O Wallstreet Journal, um outro jornal que se tem dedicado a perceber o que mostram estes documentos,  já produziu mesmo um conjunto de podcast sobre as suas descobertas. E é no episódio 4. que aborda precisamente a questão que o Le Monde traz na sua edição desta terça-feira. Segundo aquele jornal, a mudança do algoritmo foi feita em 2018 para dar ênfase ao envolvimento entre os utilizadores, mas acabou por ter outro efeito: o de incentivar a divulgação de conteúdos fraturantes e a  desinformação.

Aquando a reformulação, o feed da rede social foi remodelado quase da noite para o dia com o objetivo de melhorar as ligações entre família e amigos. “Não chega conectar apenas as pessoas, temos de assegurar que essas conexões são positivas. Não chega dar apenas voz às pessoas, temos de garantir que as pessoas não a estão a usar para magoar outras pessoas ou para disseminar desinformação. Temos de ter uma visão mais ativa no controlo do ecossistema, mas estou comprometido em fazer isto bem e acredito que as pessoas vão ver diferenças reais”, disse o próprio Zuckerberg, à data, no congresso.
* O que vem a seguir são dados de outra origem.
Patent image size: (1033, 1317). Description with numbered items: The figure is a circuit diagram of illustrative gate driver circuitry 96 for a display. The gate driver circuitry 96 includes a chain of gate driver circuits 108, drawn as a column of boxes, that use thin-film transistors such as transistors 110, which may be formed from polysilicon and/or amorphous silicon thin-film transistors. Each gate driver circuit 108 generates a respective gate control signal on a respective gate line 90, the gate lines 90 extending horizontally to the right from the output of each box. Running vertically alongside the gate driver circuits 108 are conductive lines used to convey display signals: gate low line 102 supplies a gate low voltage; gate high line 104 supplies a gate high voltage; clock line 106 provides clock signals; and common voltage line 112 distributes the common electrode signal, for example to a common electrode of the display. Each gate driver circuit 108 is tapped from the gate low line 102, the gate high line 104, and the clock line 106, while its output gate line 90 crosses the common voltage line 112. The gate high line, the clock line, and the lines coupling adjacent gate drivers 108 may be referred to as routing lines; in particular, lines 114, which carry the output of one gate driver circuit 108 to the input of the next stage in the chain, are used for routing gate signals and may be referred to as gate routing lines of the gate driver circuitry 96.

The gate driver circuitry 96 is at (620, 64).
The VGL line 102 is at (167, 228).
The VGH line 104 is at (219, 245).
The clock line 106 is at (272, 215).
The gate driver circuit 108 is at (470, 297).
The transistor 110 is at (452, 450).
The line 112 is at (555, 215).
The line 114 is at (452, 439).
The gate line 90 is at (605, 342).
Mas para o Wall Street Journal, o fundador do Facebook não estava a contar tudo. É que, segundo os documentos analisados, o que estava por detrás desta mudança não era apenas a desinformação, mas sim um decréscimo no envolvimento dos utilizadores da rede que começava a refletir-se nos negócios da empresa e que fazia temer desistências da rede social. As métricas davam conta de que o envolvimento dos usuários estava a diminuir de forma galopante. Segundo os documentos a que o jornal teve acesso, os utilizadores não estavam a dedicar menos tempo ao Facebook, mas não clicavam tanto nas opções “Gostar” e ou “Partilhar”.  A empresa não conseguiu perceber a razão exata, mas estava certamente relacionada com vídeos e conteúdos profissionais. Solução: afastar estes dois registos.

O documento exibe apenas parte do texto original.